Alas, thanks to climate change that may not be the case for long. Over the last 30 years, the Mexican government has established two huge biosphere reserves to protect the monarch’s overwintering sites from threats like logging and clearing for agriculture.
Researchers, however, are finding that the conditions that make these sites ideal for the butterflies are changing. The biggest problem is more frequent storms, sometimes with snow, that kill many of the butterflies. Further, models are predicting that the places that will be suitable for overwintering monarchs in 50 years are not in the biosphere reserves.

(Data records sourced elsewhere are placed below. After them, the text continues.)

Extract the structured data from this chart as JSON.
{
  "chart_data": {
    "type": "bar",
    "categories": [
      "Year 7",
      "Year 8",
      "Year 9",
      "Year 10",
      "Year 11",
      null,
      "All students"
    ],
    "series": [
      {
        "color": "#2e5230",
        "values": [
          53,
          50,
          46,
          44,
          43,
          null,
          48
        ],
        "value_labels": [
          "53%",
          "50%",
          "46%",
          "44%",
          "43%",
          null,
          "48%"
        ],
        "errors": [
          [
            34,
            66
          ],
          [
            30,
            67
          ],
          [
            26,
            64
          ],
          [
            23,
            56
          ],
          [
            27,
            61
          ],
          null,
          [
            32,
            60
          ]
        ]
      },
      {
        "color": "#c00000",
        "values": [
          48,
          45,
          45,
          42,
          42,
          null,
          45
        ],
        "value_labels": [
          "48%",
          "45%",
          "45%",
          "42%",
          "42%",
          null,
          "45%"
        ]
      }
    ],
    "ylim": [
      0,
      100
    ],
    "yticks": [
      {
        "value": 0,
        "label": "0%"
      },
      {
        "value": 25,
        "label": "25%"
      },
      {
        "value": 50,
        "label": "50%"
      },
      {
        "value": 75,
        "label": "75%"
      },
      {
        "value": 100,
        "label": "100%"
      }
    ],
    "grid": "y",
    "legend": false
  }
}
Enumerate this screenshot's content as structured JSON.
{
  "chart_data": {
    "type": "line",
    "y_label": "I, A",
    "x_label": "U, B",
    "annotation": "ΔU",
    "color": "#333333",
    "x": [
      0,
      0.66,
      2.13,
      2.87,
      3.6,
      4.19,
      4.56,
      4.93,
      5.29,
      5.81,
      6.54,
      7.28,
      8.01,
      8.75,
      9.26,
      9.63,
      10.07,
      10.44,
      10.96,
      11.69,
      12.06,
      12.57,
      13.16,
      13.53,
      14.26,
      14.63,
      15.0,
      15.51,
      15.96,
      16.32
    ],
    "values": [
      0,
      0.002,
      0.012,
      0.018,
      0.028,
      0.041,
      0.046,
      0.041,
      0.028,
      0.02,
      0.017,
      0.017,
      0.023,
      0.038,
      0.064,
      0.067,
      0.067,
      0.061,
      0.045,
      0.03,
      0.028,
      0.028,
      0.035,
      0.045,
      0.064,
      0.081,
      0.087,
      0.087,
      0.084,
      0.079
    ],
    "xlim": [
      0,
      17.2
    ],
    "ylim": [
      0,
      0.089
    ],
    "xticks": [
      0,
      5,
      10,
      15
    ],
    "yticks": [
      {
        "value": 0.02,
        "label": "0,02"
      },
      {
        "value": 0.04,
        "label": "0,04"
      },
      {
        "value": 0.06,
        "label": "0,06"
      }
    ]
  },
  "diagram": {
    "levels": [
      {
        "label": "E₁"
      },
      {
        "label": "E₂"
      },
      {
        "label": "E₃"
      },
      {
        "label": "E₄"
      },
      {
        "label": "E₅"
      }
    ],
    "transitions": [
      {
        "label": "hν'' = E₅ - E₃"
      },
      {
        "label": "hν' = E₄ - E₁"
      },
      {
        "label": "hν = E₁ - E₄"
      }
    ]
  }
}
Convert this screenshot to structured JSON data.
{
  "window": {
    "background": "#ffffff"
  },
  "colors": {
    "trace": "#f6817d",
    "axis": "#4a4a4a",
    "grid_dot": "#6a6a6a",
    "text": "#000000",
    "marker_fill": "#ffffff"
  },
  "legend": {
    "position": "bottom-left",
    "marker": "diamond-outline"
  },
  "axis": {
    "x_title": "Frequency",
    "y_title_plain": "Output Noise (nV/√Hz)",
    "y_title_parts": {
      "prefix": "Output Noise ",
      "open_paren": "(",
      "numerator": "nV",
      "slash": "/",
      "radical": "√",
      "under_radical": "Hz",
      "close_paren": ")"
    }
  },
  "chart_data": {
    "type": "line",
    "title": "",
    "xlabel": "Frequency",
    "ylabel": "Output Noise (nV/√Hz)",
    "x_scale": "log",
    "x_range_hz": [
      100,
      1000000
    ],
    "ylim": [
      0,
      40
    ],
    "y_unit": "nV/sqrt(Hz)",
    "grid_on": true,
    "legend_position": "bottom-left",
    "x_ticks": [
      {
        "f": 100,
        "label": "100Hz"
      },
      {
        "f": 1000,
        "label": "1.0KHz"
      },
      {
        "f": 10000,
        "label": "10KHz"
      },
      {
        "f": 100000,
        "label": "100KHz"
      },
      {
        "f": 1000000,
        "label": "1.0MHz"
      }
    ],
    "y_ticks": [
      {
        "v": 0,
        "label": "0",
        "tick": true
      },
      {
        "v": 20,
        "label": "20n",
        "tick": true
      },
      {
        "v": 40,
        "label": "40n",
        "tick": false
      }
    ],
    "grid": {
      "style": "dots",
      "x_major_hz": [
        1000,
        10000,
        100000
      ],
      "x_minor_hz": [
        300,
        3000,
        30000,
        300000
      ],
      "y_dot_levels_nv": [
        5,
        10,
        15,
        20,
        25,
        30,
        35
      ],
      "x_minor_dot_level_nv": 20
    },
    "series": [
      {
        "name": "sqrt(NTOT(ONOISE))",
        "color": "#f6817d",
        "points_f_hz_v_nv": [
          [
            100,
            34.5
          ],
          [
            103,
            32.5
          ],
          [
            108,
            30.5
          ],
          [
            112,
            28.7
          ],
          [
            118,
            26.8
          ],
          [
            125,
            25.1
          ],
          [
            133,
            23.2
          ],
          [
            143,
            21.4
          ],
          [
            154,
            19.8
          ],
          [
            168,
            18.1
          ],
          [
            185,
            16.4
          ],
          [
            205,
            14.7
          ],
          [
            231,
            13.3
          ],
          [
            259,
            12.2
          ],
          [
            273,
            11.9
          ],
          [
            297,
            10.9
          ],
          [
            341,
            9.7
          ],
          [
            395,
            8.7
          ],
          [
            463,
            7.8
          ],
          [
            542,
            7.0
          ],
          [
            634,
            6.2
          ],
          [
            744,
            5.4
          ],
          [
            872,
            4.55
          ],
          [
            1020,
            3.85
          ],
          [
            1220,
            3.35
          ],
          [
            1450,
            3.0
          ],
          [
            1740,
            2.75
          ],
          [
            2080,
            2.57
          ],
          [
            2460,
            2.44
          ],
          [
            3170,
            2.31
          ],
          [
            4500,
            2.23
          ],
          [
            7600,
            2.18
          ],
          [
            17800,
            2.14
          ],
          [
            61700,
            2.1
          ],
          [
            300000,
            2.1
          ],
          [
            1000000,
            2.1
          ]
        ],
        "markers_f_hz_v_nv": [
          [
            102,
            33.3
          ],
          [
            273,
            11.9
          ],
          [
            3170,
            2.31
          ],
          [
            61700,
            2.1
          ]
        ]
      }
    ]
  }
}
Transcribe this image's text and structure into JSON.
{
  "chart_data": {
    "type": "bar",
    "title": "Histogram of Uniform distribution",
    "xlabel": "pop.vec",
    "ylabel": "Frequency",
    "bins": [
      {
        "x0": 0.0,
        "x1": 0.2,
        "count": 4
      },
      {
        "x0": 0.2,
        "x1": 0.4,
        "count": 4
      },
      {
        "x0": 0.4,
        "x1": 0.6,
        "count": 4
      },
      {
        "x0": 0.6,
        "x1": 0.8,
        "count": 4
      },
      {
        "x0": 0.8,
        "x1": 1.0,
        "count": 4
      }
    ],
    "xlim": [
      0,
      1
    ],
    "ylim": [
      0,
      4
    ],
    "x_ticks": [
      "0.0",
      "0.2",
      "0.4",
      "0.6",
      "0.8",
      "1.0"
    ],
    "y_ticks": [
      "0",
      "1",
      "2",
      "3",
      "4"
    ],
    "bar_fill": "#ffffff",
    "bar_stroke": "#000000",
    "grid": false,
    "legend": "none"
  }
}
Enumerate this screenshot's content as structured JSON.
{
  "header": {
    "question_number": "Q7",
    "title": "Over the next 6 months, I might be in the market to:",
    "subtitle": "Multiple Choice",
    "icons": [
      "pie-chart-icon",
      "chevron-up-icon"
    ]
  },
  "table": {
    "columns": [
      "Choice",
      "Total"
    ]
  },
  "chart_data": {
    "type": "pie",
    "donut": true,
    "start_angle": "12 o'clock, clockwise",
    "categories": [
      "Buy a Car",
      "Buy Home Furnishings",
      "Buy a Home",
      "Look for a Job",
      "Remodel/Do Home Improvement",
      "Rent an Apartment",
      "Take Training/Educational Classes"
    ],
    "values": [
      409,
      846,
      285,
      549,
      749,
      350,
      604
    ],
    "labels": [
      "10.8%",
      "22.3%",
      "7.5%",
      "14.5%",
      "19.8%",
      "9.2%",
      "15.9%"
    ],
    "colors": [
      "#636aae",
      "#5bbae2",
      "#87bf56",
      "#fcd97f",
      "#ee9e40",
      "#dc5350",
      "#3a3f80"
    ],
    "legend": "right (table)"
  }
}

If plants and animals are to survive climate change, they’ll to have to adapt. And if our conservation efforts are going to help them, we’ll need to adapt too. Fortunately, I’m seeing progress on this front. For example, the Hudson River National Estuarine Research Reserve is promoting shoreline management strategies that protect communities from rising waters in ways that don’t decimate important habitats – because often our responses to climate change are more devastating to nature than climate change itself. Other organizations are shifting from protecting specific plants and animals to protecting assemblages of landscape features, like unusual bedrock types and complex topographies, which will likely host a variety of life in the future.
For charismatic wildlife like monarch butterflies, the Mexican government is not only going to have to protect the places critical for them today, they’ll need to conserve places that will be vital for them in the future. Conservation ongoing!